Experimentally, it is relatively easy to measure macroscopic material properties, but the molecular structure of the samples are almost never known. This makes it difficult to test theories based on experimental data. To address this problem we develop computer models. For instance, we build rubber models molecule by molecule and deform these using a supercomputer. Such simulations provide details insights into how the elastic properties of rubber emerges from a knotted molecular network formed by the cross-linked polymers.
Simulations produce data, but data in itself are not providing unique knowledge. Based on fundamental theoretical physics, we develop analysis methods and implement these as software. This allows us to analyse the simulation data, thereby converting data into valuable knowledge and insights into the physics of these materials. These insights allow us to critically test and improve theories. We also generate data corresponding to a virtual experiment performed on a model.
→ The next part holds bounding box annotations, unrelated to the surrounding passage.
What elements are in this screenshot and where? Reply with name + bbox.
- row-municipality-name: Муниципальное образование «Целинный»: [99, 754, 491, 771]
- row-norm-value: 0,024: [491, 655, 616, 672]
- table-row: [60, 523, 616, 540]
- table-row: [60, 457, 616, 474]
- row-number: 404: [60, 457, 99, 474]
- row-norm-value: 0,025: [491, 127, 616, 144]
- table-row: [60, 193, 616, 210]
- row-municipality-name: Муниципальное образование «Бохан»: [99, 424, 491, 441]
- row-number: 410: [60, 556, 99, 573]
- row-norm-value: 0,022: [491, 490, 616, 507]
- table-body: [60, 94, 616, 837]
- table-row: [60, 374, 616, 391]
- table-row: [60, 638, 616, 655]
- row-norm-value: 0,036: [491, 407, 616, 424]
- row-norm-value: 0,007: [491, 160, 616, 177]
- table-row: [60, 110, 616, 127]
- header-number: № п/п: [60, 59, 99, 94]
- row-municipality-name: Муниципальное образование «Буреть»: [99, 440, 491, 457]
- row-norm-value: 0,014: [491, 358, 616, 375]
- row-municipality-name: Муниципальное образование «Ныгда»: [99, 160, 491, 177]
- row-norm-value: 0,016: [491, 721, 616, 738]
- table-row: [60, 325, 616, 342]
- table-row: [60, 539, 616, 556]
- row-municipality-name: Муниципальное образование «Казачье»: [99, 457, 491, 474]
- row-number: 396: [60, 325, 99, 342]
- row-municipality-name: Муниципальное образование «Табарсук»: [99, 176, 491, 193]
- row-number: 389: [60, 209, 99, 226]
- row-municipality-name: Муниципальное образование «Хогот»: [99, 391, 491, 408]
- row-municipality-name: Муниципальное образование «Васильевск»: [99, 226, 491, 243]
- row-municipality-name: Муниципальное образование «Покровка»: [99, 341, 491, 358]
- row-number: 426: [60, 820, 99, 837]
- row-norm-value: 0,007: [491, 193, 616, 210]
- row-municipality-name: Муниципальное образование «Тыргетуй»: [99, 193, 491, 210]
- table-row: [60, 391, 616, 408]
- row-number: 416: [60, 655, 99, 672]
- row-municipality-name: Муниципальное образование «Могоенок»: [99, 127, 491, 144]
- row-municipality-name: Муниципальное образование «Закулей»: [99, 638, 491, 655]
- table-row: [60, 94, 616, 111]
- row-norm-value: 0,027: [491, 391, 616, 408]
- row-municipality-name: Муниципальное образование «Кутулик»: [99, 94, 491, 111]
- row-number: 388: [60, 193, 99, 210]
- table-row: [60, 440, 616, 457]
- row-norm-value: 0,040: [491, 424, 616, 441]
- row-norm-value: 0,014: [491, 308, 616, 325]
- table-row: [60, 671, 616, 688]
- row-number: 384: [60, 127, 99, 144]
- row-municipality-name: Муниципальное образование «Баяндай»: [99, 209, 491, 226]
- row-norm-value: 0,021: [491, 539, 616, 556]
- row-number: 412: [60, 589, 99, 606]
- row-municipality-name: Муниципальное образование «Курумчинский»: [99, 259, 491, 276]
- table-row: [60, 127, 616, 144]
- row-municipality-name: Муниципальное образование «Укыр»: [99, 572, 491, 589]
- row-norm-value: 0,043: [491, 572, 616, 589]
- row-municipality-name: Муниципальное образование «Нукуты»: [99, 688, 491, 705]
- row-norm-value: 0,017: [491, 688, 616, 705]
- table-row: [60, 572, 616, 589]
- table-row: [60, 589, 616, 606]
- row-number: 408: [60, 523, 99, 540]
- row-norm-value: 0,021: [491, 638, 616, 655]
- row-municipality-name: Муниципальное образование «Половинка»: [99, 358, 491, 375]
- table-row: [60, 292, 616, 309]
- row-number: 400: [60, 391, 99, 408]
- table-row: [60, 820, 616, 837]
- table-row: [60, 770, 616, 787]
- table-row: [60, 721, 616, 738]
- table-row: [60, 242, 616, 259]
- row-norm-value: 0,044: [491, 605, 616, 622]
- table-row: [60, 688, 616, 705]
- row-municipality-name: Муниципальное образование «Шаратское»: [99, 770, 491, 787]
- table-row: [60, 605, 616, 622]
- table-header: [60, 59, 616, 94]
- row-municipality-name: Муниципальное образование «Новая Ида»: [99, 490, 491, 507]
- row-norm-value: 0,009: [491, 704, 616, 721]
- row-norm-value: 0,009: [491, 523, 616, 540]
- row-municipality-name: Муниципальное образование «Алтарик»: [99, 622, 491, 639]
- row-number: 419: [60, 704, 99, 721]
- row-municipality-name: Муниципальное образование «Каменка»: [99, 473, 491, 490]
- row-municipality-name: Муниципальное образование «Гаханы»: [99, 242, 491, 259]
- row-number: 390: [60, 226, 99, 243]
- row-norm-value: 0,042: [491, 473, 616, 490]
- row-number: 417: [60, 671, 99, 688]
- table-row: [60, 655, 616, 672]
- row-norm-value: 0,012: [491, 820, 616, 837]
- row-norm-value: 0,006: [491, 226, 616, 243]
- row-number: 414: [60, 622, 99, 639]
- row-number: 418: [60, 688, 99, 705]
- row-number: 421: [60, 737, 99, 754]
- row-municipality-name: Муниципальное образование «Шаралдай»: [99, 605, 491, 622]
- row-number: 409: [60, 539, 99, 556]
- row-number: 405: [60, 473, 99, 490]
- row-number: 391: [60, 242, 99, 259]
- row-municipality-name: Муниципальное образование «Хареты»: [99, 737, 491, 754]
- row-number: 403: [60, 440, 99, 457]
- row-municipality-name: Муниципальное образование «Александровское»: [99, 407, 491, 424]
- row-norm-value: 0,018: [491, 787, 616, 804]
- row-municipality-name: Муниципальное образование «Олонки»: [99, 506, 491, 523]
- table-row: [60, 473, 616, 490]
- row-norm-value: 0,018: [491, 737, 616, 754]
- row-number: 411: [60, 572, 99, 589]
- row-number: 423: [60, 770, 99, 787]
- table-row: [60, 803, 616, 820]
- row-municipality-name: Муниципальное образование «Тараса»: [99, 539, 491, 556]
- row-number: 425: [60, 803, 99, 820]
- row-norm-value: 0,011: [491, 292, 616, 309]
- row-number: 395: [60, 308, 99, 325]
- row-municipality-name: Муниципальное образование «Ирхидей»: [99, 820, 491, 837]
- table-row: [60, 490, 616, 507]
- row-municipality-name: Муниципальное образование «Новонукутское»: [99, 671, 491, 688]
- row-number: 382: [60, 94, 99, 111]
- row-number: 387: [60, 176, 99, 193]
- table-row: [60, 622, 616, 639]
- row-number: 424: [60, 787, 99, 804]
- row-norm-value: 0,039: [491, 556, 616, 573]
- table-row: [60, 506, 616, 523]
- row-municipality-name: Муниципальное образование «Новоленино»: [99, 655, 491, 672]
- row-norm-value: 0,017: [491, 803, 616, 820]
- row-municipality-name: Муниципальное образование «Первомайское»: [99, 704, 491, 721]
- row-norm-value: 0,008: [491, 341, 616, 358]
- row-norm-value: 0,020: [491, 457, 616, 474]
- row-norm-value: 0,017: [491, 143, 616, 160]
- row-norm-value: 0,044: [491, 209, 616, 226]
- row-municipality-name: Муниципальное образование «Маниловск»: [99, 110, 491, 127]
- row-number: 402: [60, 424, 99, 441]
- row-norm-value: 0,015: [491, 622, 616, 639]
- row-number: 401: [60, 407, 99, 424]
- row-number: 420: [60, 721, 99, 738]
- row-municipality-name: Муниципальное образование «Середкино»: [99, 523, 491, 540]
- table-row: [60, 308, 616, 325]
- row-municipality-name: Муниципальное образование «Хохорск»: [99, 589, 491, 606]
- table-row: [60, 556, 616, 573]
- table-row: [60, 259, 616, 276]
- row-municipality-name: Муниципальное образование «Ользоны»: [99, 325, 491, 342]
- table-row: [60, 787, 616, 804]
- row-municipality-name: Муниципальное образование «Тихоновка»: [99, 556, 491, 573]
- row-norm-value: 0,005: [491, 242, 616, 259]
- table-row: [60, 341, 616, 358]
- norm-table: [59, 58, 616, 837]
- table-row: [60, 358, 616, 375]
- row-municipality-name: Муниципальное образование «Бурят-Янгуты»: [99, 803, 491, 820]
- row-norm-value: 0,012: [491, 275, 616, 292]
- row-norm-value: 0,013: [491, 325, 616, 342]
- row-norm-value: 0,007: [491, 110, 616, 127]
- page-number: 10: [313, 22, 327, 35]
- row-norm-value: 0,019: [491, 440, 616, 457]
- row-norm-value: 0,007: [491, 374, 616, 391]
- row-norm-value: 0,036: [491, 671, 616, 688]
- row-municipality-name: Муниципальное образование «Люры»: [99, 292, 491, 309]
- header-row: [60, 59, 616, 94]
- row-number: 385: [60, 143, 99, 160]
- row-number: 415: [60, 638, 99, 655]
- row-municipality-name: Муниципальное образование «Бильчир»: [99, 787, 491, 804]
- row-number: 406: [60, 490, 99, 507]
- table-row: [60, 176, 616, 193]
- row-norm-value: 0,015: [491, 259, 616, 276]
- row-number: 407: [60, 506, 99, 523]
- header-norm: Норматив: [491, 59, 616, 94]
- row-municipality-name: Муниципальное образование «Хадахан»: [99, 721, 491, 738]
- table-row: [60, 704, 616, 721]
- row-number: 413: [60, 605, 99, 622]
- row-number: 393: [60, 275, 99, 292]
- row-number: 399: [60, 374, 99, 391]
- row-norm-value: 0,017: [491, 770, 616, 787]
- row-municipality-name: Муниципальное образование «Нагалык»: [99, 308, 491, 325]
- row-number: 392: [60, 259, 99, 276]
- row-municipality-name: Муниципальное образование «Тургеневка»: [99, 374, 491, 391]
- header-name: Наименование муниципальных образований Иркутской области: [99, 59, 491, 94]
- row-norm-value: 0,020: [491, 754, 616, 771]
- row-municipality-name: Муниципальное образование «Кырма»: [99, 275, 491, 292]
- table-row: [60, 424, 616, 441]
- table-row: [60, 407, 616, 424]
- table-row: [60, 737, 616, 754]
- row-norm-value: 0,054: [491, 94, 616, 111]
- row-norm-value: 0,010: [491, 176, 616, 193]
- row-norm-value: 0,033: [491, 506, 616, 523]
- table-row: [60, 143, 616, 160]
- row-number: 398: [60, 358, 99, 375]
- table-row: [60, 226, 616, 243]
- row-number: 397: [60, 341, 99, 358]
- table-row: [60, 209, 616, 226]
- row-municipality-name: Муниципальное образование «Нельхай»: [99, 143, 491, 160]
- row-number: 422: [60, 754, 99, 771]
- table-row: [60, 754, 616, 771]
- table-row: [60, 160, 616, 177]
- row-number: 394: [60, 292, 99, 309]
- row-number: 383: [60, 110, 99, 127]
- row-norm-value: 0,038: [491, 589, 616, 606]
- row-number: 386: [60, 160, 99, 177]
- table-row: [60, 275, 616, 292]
Analysing virtual experimental data using the same methods as real experimental data, we can learn whether the experimental analysis methods can be trusted, and how to improve them.
From a practical perspective, we typically use different simulation techniques such as Molecular Dynamics or Monte Carlo simulations depending on what is computationally most efficient. Typically, simulation codes are written in C++, and analysis code uses scripting languages such as Python, Perl, Matlab or Mathematica. Some simulations run on a single server, others require high-performance computational facilities and we run these on various supercomputers. Hence in practice, most of the time we implement new algorithms and write code as a tool to do physics.